The RAC building is a particularly fine example of Interwar Commercial Palazzo providing a casebook example of the features and aesthetic aspirations of this architectural style, as transposed from the United States to Australian – and here particularly Sydney – conditions. This aesthetic/architectural significance is enhanced by the relatively high degree of intactness of the building's major features and fabric, particularly on the main exterior elevations, including the face-brick and stonework, steel windows and doors, and the fine stone and wrought iron colonnade. Internally, key spaces such as the main entry hall with its marble floor and column cladding, the dining room with its coffered ceiling and lead-light glazed dome and major function and circulation areas provide richly detailed spaces which retain much important original character and fabric. The building is also a good representative example of the work of its architects H. E. Ross and Rowe, a leading Sydney firm of the Interwar Period.

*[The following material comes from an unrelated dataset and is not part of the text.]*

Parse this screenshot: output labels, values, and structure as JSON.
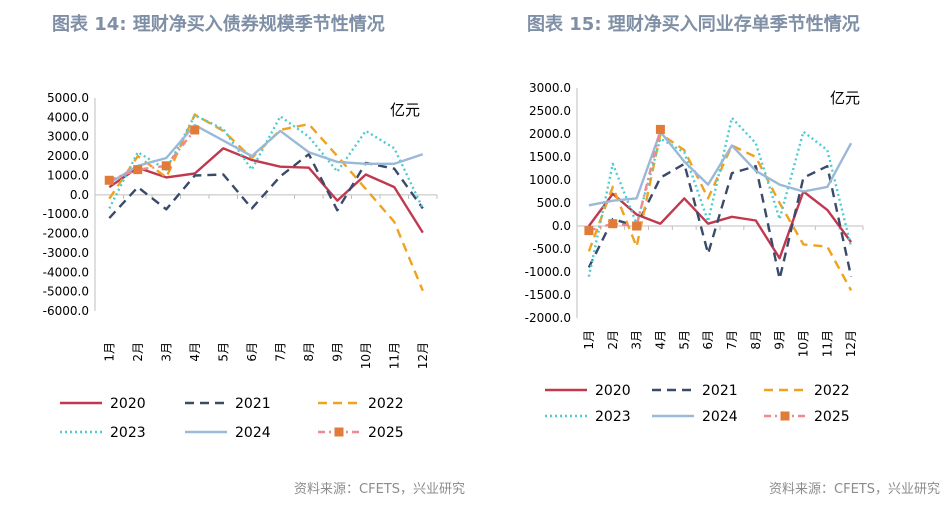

The building's aesthetic significance is also enhanced by its key location on the corner of Macquarie and Albert Streets and the care with which the building's massing and facade detailing relate to and exploit its site. The overall scale/massing, materials, detailing and Neo-classical inspired detailing of the building also assist its sympathetic integration into the Macquarie Street streetscape with its large number of important late 19th and early 20th century buildings.

== Heritage listing ==
The Royal Automobile Club was listed on the New South Wales State Heritage Register on 2 April 1999.